Both approaches provide a structural coherence and will lead to some levels of self symmetry.

An early composition

One of my earliest phasing works that was melodic was based on playing through two frets on the guitar starting at the 12th fret on the A string up to the B string alternating 12th and 14th fret up and back:

  • Guitar 1: A B etc
  • Guitar 2: A B D B etc
  • Guitar 3: A B D E D B etc
  • Guitar 4: A B D E G E D B etc
  • Guitar 5: A B D E G A G E D B etc
  • Guitar 6: A B D E G A B A G E D B etc

All in quavers: short reimplemented example here:

This example has the parts synchronising briefly every 30". Tempo is 240 quavers per minute

Note this has not been mastered. A very light flanging on one track and the same degree of flanging overall on the master with a stereo enhancer set to "wider than wide" on the stereo master track as well.

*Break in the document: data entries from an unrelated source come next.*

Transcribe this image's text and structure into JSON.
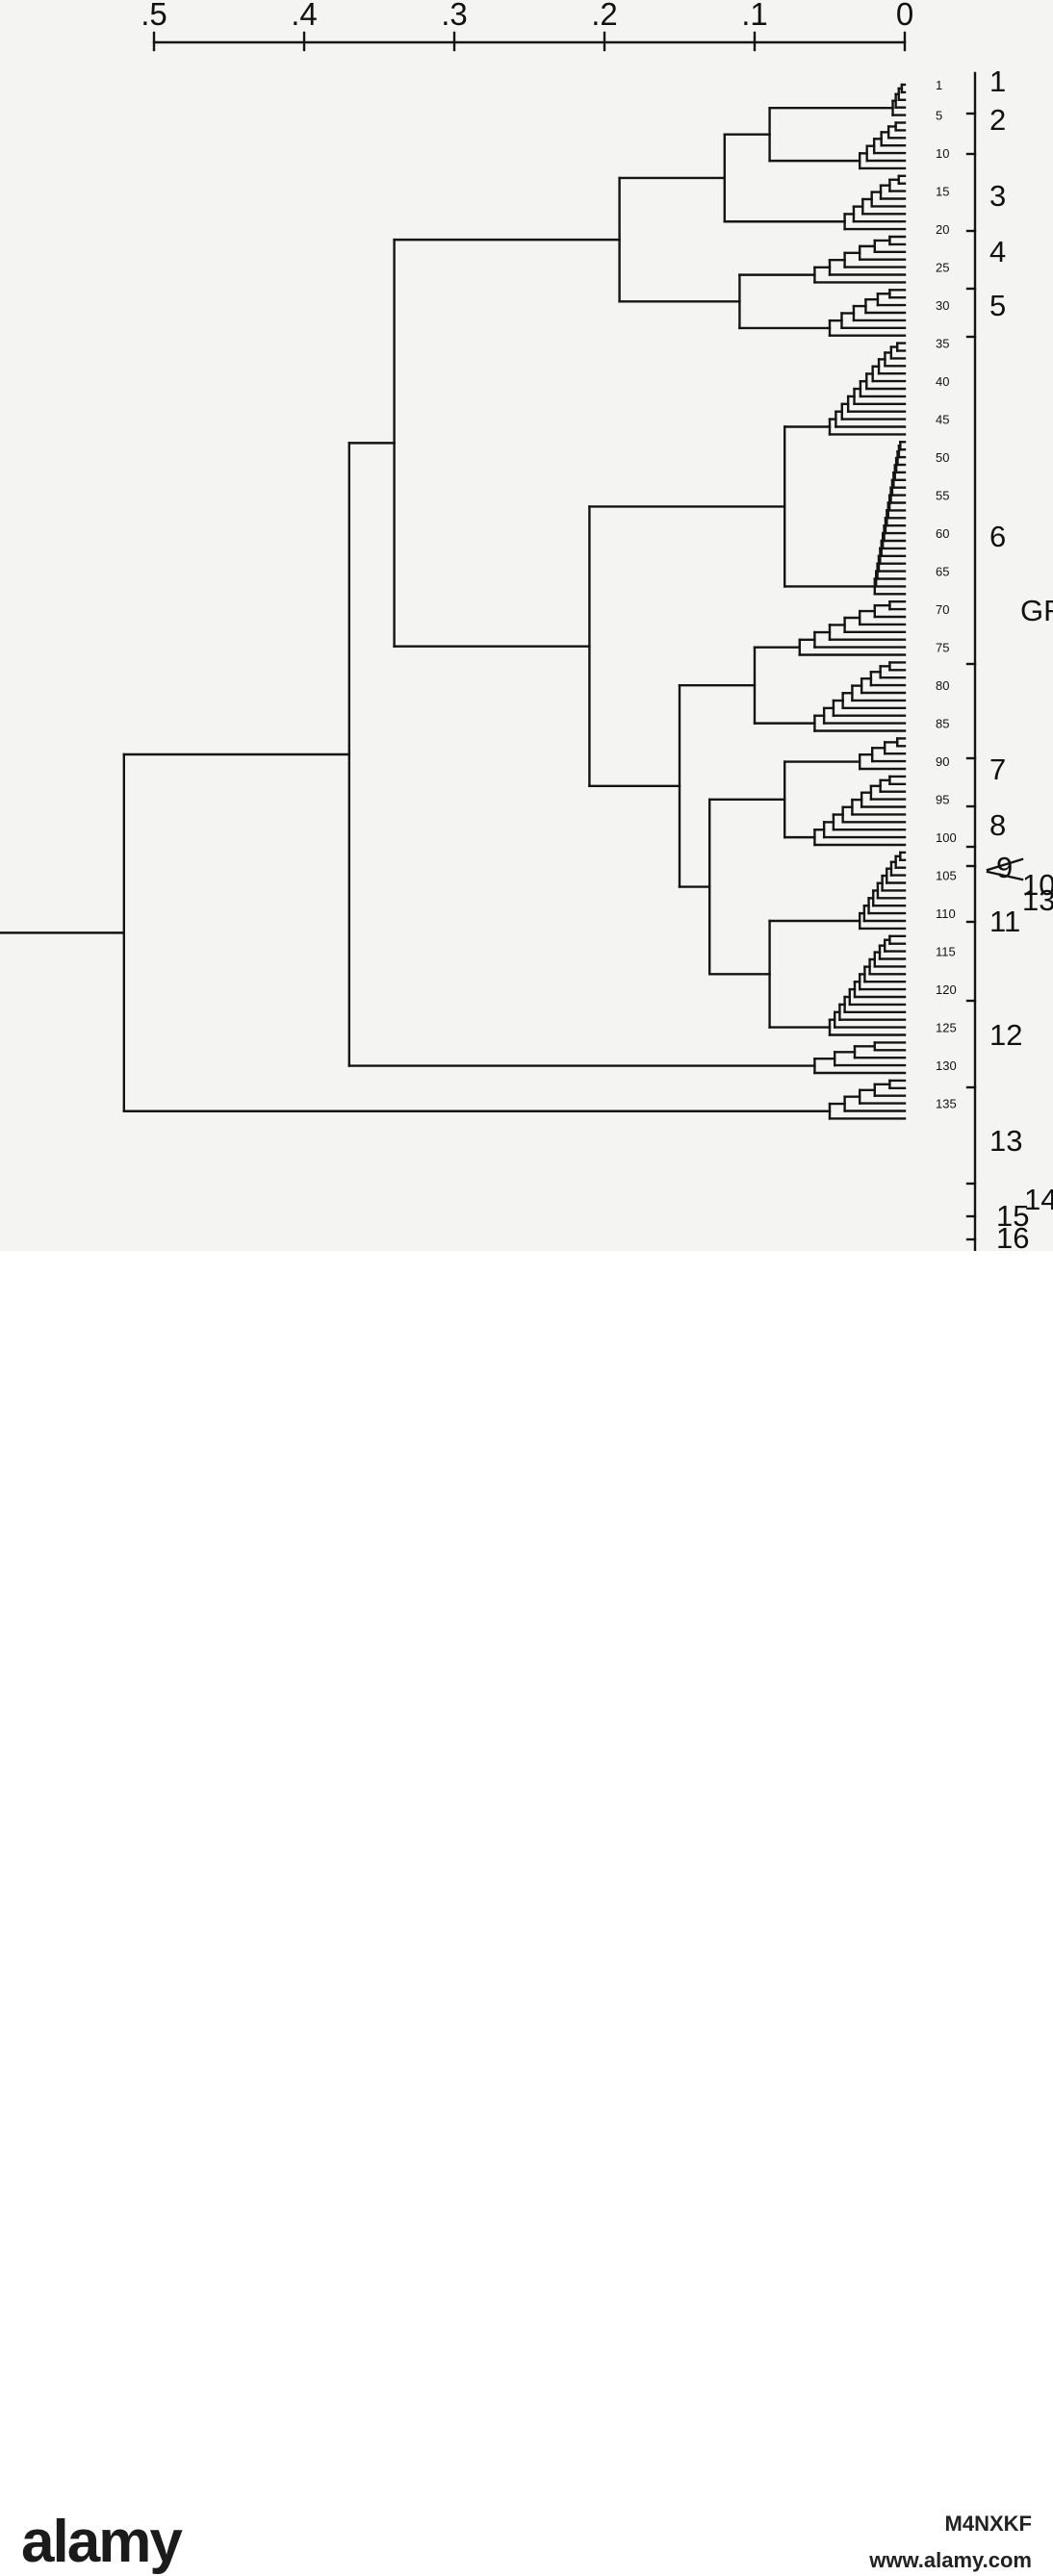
{
  "scale": {
    "labels": [
      ".5",
      ".4",
      ".3",
      ".2",
      ".1",
      "0"
    ],
    "values": [
      0.5,
      0.4,
      0.3,
      0.2,
      0.1,
      0
    ]
  },
  "leaf_ticks": [
    "1",
    "5",
    "10",
    "15",
    "20",
    "25",
    "30",
    "35",
    "40",
    "45",
    "50",
    "55",
    "60",
    "65",
    "70",
    "75",
    "80",
    "85",
    "90",
    "95",
    "100",
    "105",
    "110",
    "115",
    "120",
    "125",
    "130",
    "135"
  ],
  "groups": [
    "1",
    "2",
    "3",
    "4",
    "5",
    "6",
    "GR",
    "7",
    "8",
    "9",
    "10",
    "13",
    "11",
    "12",
    "13",
    "14",
    "15",
    "16"
  ],
  "watermark": {
    "logo": "alamy",
    "image_id": "M4NXKF",
    "url": "www.alamy.com"
  }
}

The original version also had a drum machine part that was written using the synchronisation points of individual parts (whenever more than 1 part was on the starting A) to determine which instrument was played ~ it was based on the idea that the synchronisation provided an intensity/density grid that could be applied to the allocation of any other parameters in the piece. I will have to dig the score out and reimplement the drum part now that I have access to much better sounds.